Ciente do poder simbólico das variações o usuário tende a utilizá-la como meio de projeção social, enfim , a Língua Portuguesa torna-se hoje, fator de inserção no mundo atual estimulando o sujeito a ser ativo perante a cultura e história de nossa nação.


Referência

BRASIL. Parâmetros Curriculares Nacionais. Língua Portuguesa: 3º e 4º Ciclos do Ensino Fundamental. MEC/SEF, 1998.

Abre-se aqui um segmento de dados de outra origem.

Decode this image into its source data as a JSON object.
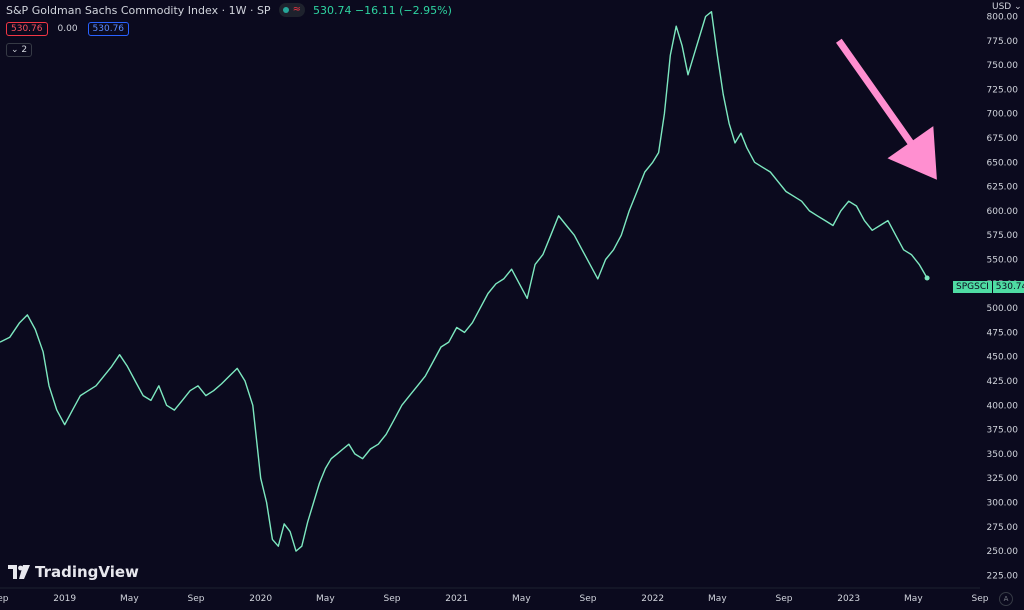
{
  "header": {
    "title": "S&P Goldman Sachs Commodity Index · 1W · SP",
    "quote": "530.74 −16.11 (−2.95%)"
  },
  "value_boxes": {
    "red": "530.76",
    "plain": "0.00",
    "blue": "530.76"
  },
  "indicator_toggle": "2",
  "currency": "USD",
  "symbol_label": {
    "name": "SPGSCI",
    "value": "530.74"
  },
  "brand": "TradingView",
  "colors": {
    "background": "#0b0a1e",
    "line": "#7de8c0",
    "arrow": "#ff8fd0",
    "text": "#d1d4dc"
  },
  "chart_data": {
    "type": "line",
    "title": "",
    "xlabel": "",
    "ylabel": "",
    "ylim": [
      212,
      817
    ],
    "xlim": [
      2018.67,
      2023.67
    ],
    "y_ticks": [
      "225.00",
      "250.00",
      "275.00",
      "300.00",
      "325.00",
      "350.00",
      "375.00",
      "400.00",
      "425.00",
      "450.00",
      "475.00",
      "500.00",
      "525.00",
      "550.00",
      "575.00",
      "600.00",
      "625.00",
      "650.00",
      "675.00",
      "700.00",
      "725.00",
      "750.00",
      "775.00",
      "800.00"
    ],
    "x_ticks": [
      {
        "label": "Sep",
        "x": 2018.67
      },
      {
        "label": "2019",
        "x": 2019.0
      },
      {
        "label": "May",
        "x": 2019.33
      },
      {
        "label": "Sep",
        "x": 2019.67
      },
      {
        "label": "2020",
        "x": 2020.0
      },
      {
        "label": "May",
        "x": 2020.33
      },
      {
        "label": "Sep",
        "x": 2020.67
      },
      {
        "label": "2021",
        "x": 2021.0
      },
      {
        "label": "May",
        "x": 2021.33
      },
      {
        "label": "Sep",
        "x": 2021.67
      },
      {
        "label": "2022",
        "x": 2022.0
      },
      {
        "label": "May",
        "x": 2022.33
      },
      {
        "label": "Sep",
        "x": 2022.67
      },
      {
        "label": "2023",
        "x": 2023.0
      },
      {
        "label": "May",
        "x": 2023.33
      },
      {
        "label": "Sep",
        "x": 2023.67
      }
    ],
    "grid": false,
    "series": [
      {
        "x": [
          2018.67,
          2018.72,
          2018.77,
          2018.81,
          2018.85,
          2018.89,
          2018.92,
          2018.96,
          2019.0,
          2019.04,
          2019.08,
          2019.12,
          2019.16,
          2019.2,
          2019.24,
          2019.28,
          2019.32,
          2019.36,
          2019.4,
          2019.44,
          2019.48,
          2019.52,
          2019.56,
          2019.6,
          2019.64,
          2019.68,
          2019.72,
          2019.76,
          2019.8,
          2019.84,
          2019.88,
          2019.92,
          2019.96,
          2020.0,
          2020.03,
          2020.06,
          2020.09,
          2020.12,
          2020.15,
          2020.18,
          2020.21,
          2020.24,
          2020.27,
          2020.3,
          2020.33,
          2020.36,
          2020.39,
          2020.42,
          2020.45,
          2020.48,
          2020.52,
          2020.56,
          2020.6,
          2020.64,
          2020.68,
          2020.72,
          2020.76,
          2020.8,
          2020.84,
          2020.88,
          2020.92,
          2020.96,
          2021.0,
          2021.04,
          2021.08,
          2021.12,
          2021.16,
          2021.2,
          2021.24,
          2021.28,
          2021.32,
          2021.36,
          2021.4,
          2021.44,
          2021.48,
          2021.52,
          2021.56,
          2021.6,
          2021.64,
          2021.68,
          2021.72,
          2021.76,
          2021.8,
          2021.84,
          2021.88,
          2021.92,
          2021.96,
          2022.0,
          2022.03,
          2022.06,
          2022.09,
          2022.12,
          2022.15,
          2022.18,
          2022.21,
          2022.24,
          2022.27,
          2022.3,
          2022.33,
          2022.36,
          2022.39,
          2022.42,
          2022.45,
          2022.48,
          2022.52,
          2022.56,
          2022.6,
          2022.64,
          2022.68,
          2022.72,
          2022.76,
          2022.8,
          2022.84,
          2022.88,
          2022.92,
          2022.96,
          2023.0,
          2023.04,
          2023.08,
          2023.12,
          2023.16,
          2023.2,
          2023.24,
          2023.28,
          2023.32,
          2023.36,
          2023.4
        ],
        "y": [
          465,
          470,
          485,
          493,
          478,
          455,
          420,
          395,
          380,
          395,
          410,
          415,
          420,
          430,
          440,
          452,
          440,
          425,
          410,
          405,
          420,
          400,
          395,
          405,
          415,
          420,
          410,
          415,
          422,
          430,
          438,
          425,
          400,
          325,
          300,
          262,
          255,
          278,
          270,
          250,
          255,
          280,
          300,
          320,
          335,
          345,
          350,
          355,
          360,
          350,
          345,
          355,
          360,
          370,
          385,
          400,
          410,
          420,
          430,
          445,
          460,
          465,
          480,
          475,
          485,
          500,
          515,
          525,
          530,
          540,
          525,
          510,
          545,
          555,
          575,
          595,
          585,
          575,
          560,
          545,
          530,
          550,
          560,
          575,
          600,
          620,
          640,
          650,
          660,
          700,
          760,
          790,
          770,
          740,
          760,
          780,
          800,
          805,
          760,
          720,
          690,
          670,
          680,
          665,
          650,
          645,
          640,
          630,
          620,
          615,
          610,
          600,
          595,
          590,
          585,
          600,
          610,
          605,
          590,
          580,
          585,
          590,
          575,
          560,
          555,
          545,
          531
        ]
      }
    ],
    "annotations": [
      {
        "type": "arrow",
        "from": [
          2022.95,
          775
        ],
        "to": [
          2023.45,
          632
        ]
      }
    ]
  }
}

BUDIN, J. e ELIA, Sílvio. Compêndio de Língua e de Literatura. 2 ed. São Paulo, Companhia Editora Nacional, 1954.

CABRAL, Leonor Scliar. Introdução à lingüística. 7 ed. Rio de Janeiro: Globo, 1988.

CAMACHO, R. A variação lingüística. In: Subsídios à proposta curricular de Língua Portuguesa para o 1º e 2º graus. Secretaria da Educação do Estado de São Paulo, 1988.

CUNHA, Celso Ferreira da. Gramática da Língua Portuguesa. 12 ed. Rio de Janeiro: FAE, 1992.

MARTINET, A. Elementos de lingüística geral. Trad. de J. Morais-Barbosa. Lisboa, Liv. Sá da Costa, 1964. (ELG)

NASCENTES, Antenor. Tesouro da Fraseologia Brasileira. 2 ed. Rio de Janeiro: Livraria Freitas Bastos S.A. , 1966.

PRADO MENDES, Soélis T. (2000) A ausência de artigo definido diante de nomes próprios no português mineiro da comunidade de Barra Longa: caso de retenção?, dissertação de mestrado,FALE/UFMG.

RAMOS, Jânia (1998) “História social do português brasileiro: perspectivas”, in CASTILHO, A (org.) Para uma história do português brasileiro, SP: Humanitas.